А уж тут с Олюшей, потихоньку, на плаще, а то и на мягком диванчике, да натопить пожарче, да рюмочку!.. Да халаты у Олюши все шелковые, не на пуговицах, все – на широких поясах…
Это – этюды о личной жизни.
Хочется назвать по-французски «les etudes», потому что на русском, кроме корректного значения «исследования», «наброски», появилось – и почти всегда означает – что-то лирическое, чуть жеманно изящное, из эстетики шестидесятых годов, когда если что-то надо было вешать на стенку, то вешали этюды, эстампы.

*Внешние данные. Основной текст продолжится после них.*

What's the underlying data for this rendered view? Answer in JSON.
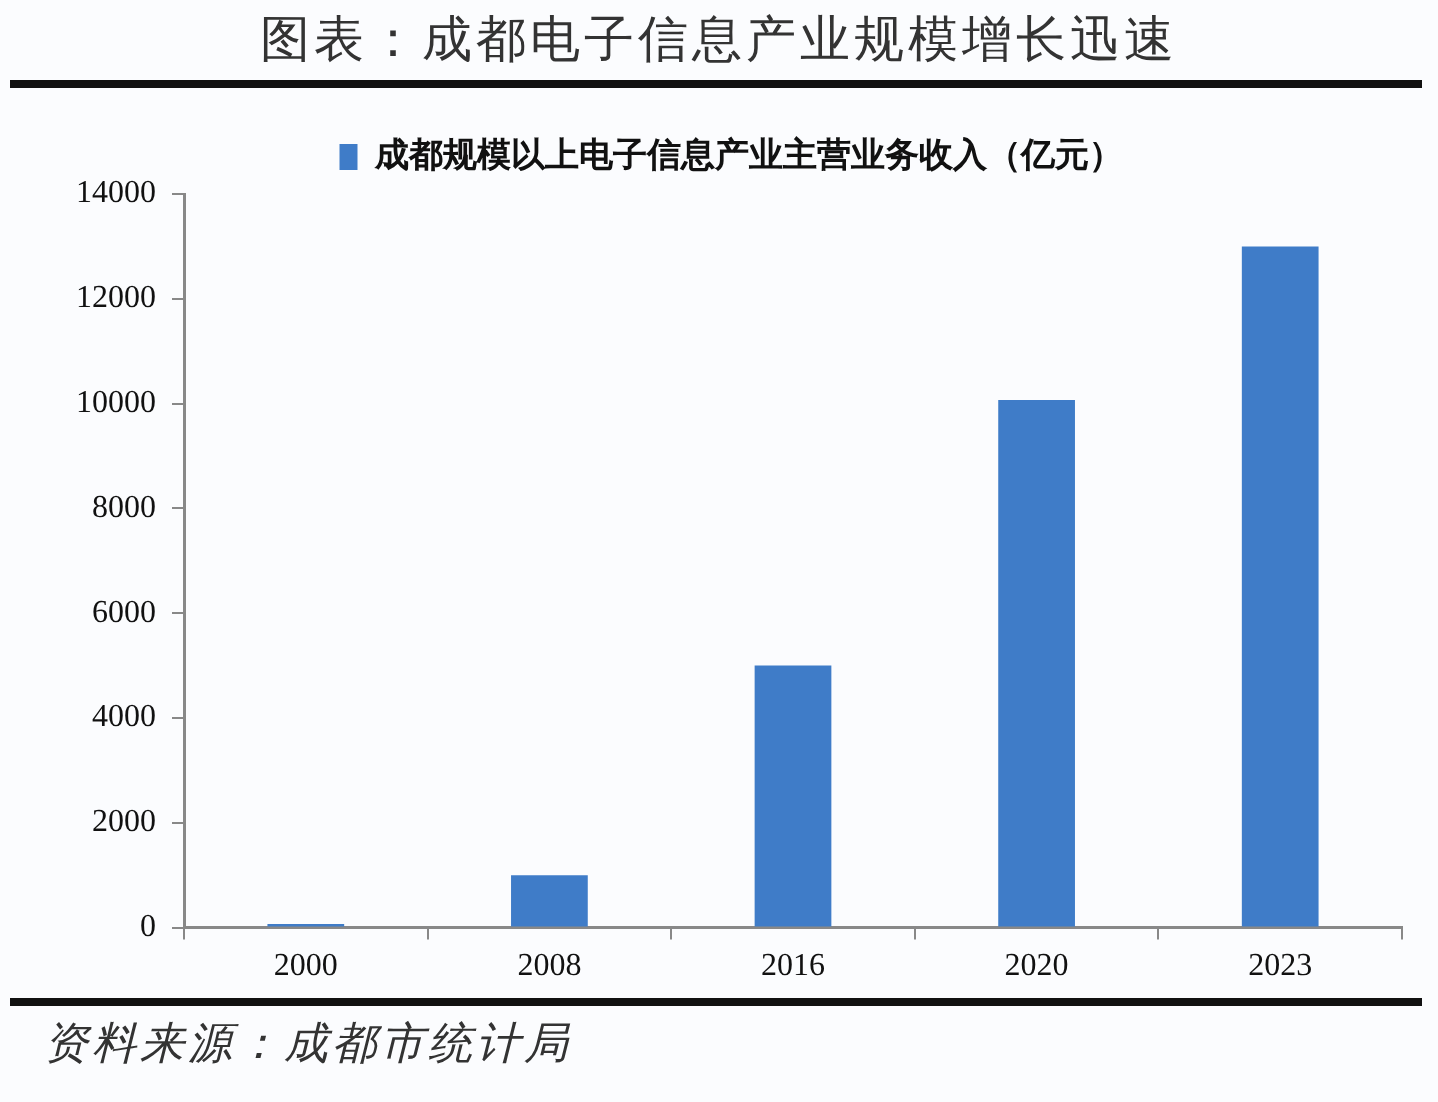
{
  "chart_data": {
    "type": "bar",
    "title": "图表：成都电子信息产业规模增长迅速",
    "categories": [
      "2000",
      "2008",
      "2016",
      "2020",
      "2023"
    ],
    "series": [
      {
        "name": "成都规模以上电子信息产业主营业务收入（亿元）",
        "color": "#3f7cc8",
        "values": [
          70,
          1000,
          5000,
          10070,
          13000
        ]
      }
    ],
    "ylim": [
      0,
      14000
    ],
    "yticks": [
      0,
      2000,
      4000,
      6000,
      8000,
      10000,
      12000,
      14000
    ],
    "grid": false,
    "legend": "top",
    "annotations": [
      "资料来源：成都市统计局"
    ]
  }
}
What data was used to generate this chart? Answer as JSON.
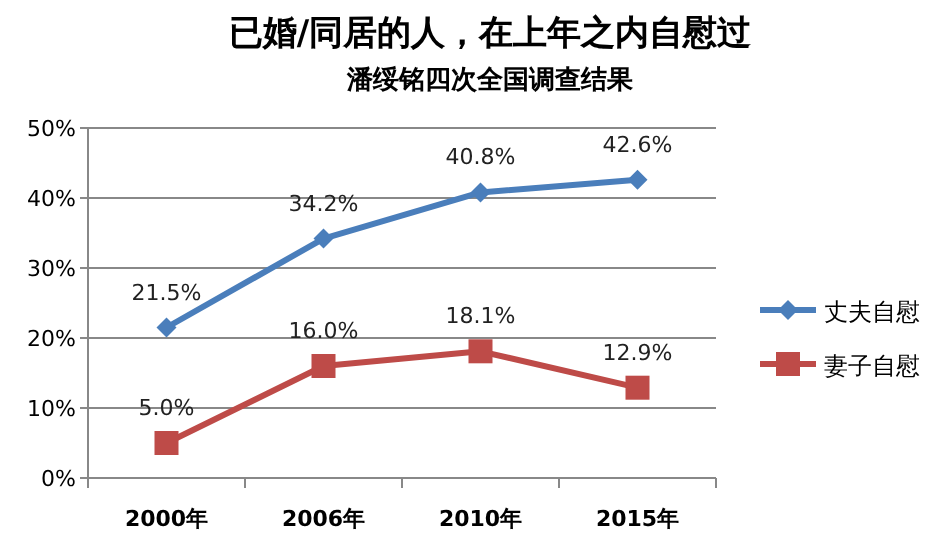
{
  "chart_data": {
    "type": "line",
    "title": "已婚/同居的人，在上年之内自慰过",
    "subtitle": "潘绥铭四次全国调查结果",
    "categories": [
      "2000年",
      "2006年",
      "2010年",
      "2015年"
    ],
    "series": [
      {
        "name": "丈夫自慰",
        "color": "#4a7ebb",
        "values": [
          21.5,
          34.2,
          40.8,
          42.6
        ],
        "marker": "diamond",
        "value_labels": [
          "21.5%",
          "34.2%",
          "40.8%",
          "42.6%"
        ]
      },
      {
        "name": "妻子自慰",
        "color": "#be4b48",
        "values": [
          5.0,
          16.0,
          18.1,
          12.9
        ],
        "marker": "square",
        "value_labels": [
          "5.0%",
          "16.0%",
          "18.1%",
          "12.9%"
        ]
      }
    ],
    "ylim": [
      0,
      50
    ],
    "yticks": [
      {
        "value": 0,
        "label": "0%"
      },
      {
        "value": 10,
        "label": "10%"
      },
      {
        "value": 20,
        "label": "20%"
      },
      {
        "value": 30,
        "label": "30%"
      },
      {
        "value": 40,
        "label": "40%"
      },
      {
        "value": 50,
        "label": "50%"
      }
    ],
    "grid": "y",
    "legend": "right"
  }
}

О Пастернаке в этом стиле сказать почти ничего нельзя, разве что о нейлоновой шубе Ольги Ивинской или о том, как поразил их итальянский издатель «Доктора Живаго». «Джанджакомо Фельтринелли… Нам не удалось с ним встретиться, но он настолько вошел в нашу жизнь, что под Новый 1960 год я, насмешничая, конечно, подарила маме его портрет в резной рамочке, намекая на ее к нему неравнодушие. Богач, красавец, авантюрист. „Аристократ в революции обаятелен“, – говаривал Петруша Верховенский. Тем более аристократ-миллионер».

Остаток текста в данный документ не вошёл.